You sound between a rock and a hard place - and I can hear your despair - however - if they are considering sectioning you things are serious - it might be better to go into hospital now when you have made that choice - and have a degree of control - rather than being forced by others into treatment. Perhaps an urgent conversation with your counsellor might help - or you could speak to the ABC or BEAT helplines who are very supportive.

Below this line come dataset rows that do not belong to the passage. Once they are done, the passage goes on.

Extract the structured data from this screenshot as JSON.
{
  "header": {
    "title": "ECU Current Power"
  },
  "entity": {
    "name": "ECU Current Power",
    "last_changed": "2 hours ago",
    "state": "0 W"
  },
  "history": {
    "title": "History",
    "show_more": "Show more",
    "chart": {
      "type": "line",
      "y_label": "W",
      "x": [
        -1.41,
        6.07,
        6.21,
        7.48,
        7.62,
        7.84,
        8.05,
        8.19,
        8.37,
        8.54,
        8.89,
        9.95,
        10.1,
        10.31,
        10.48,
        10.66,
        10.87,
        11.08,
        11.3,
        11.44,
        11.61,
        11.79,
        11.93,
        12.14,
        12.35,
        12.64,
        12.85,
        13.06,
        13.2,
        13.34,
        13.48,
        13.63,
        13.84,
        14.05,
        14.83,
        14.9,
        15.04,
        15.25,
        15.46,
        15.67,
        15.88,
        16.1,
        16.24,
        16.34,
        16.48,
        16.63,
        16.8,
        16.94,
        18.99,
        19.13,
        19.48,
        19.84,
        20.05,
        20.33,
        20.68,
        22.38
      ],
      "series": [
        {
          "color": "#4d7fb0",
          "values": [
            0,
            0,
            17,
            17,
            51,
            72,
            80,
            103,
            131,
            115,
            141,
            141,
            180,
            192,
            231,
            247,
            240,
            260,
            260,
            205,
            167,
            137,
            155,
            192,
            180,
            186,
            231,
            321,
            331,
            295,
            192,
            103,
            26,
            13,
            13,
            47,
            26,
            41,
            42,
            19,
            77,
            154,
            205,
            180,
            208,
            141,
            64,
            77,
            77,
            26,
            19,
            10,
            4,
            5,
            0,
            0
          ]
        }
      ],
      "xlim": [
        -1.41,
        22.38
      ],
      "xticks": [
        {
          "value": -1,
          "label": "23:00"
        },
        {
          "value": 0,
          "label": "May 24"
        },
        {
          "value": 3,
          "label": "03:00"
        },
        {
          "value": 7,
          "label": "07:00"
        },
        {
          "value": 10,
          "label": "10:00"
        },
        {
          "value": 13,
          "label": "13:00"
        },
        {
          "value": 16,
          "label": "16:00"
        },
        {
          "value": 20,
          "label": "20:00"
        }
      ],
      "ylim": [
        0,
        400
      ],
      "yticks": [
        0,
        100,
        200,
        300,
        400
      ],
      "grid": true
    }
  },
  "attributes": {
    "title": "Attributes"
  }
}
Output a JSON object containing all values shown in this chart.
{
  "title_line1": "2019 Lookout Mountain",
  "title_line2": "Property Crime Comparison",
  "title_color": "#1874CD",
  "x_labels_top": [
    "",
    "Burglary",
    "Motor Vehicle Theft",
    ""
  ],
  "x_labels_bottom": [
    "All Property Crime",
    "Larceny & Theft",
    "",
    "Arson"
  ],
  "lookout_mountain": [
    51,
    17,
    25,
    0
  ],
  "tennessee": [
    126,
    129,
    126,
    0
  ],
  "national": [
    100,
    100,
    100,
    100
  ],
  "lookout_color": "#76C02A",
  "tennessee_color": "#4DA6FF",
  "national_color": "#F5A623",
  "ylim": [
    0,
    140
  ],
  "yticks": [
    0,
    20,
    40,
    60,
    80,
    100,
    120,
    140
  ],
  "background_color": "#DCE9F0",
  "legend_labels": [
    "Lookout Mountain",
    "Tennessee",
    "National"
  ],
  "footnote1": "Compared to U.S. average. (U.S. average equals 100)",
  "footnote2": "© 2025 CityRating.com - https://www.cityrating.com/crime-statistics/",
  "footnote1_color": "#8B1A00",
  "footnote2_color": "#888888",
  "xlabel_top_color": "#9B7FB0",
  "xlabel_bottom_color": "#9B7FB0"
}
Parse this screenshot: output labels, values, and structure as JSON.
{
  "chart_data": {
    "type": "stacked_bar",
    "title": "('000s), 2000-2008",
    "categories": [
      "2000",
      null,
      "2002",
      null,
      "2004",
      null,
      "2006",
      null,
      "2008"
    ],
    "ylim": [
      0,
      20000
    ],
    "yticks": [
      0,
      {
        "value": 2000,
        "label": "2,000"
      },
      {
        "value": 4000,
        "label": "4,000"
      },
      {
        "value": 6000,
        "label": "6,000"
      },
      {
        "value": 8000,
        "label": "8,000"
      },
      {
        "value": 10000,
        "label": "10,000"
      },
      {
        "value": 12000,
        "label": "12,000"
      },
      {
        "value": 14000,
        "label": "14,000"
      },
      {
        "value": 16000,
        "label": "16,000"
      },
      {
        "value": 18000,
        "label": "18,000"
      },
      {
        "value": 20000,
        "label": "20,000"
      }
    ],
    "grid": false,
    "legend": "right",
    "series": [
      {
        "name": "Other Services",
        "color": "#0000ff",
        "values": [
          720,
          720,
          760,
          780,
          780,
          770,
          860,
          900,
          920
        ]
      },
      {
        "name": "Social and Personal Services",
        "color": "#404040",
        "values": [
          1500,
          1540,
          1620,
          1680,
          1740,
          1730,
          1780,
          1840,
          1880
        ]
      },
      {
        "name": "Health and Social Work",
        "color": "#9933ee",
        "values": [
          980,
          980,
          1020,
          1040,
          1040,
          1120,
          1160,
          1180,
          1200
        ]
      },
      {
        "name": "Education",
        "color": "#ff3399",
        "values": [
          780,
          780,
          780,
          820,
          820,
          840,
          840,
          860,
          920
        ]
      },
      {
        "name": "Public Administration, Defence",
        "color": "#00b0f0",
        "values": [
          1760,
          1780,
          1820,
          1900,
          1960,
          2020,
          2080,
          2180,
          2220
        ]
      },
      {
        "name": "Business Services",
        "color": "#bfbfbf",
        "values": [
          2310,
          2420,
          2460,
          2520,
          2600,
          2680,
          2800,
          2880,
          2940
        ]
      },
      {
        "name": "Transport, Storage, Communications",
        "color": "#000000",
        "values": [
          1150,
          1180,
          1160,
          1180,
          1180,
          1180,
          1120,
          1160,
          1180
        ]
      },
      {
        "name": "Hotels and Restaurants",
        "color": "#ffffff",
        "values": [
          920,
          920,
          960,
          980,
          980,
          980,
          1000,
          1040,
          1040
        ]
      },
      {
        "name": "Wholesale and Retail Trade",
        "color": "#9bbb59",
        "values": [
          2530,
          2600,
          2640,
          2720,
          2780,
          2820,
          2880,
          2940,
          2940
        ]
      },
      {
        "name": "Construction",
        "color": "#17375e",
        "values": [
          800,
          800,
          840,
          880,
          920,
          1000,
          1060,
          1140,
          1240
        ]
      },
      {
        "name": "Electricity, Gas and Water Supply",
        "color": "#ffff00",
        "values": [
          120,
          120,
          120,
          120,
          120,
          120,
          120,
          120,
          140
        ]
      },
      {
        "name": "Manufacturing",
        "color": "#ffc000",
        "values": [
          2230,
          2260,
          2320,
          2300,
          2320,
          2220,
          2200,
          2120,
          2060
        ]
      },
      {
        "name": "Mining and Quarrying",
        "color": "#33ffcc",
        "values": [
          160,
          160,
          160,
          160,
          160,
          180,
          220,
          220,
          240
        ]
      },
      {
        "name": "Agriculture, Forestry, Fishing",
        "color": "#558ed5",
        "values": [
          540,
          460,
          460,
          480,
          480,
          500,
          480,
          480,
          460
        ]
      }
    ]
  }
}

I can listen and respond - but the decision about treatment has to be yours and your alone - it takes a great deal to admit the problem - and even more to undertake the treatment - but do you want to remain ill for the rest of your life?

lori716 profile image
lori716

Hugs vickijane7!!!

Life altering decisions are never easy!!! Through your words you have shown courage beyond your years!!! You need to be in a healthy mind and body before you can truly help others and are only prolonging the inevitable!!! Please, seek guidance immediately. People, truly do care!!

Lori

Hi vickyjane7 ~ what a traumatic load you are bearing. NO you are not nuts feeling how you do towards your animals. If you can't be motivated for you, please be motivated by everyone in your life, animals included. Crazycrosssticher gave you a way to take control of your looming sectioning, just do it :) Yor other responss are lovely you can do this, it's time. ♡ Julie

kittens1989 profile image
kittens1989

What everyone else said. You can have friends and neighbours look after your pets. Your family love you and will come and see you. I can't say for yours but if it were me my family would much prefer I didn't collapse and die when you have treatment as an option.

Also without being harsh. You have been given an amazing chance to get better. I have had to pay for treatment since my last relapse because I wasn't deemed ill enough for outpatient treatment. (I needed help to stop me getting to the point I needed IP again).

Going in voluntarily gives you waaay more freedom than under section too.

Good luck. Remember its your ED tellig you not to go.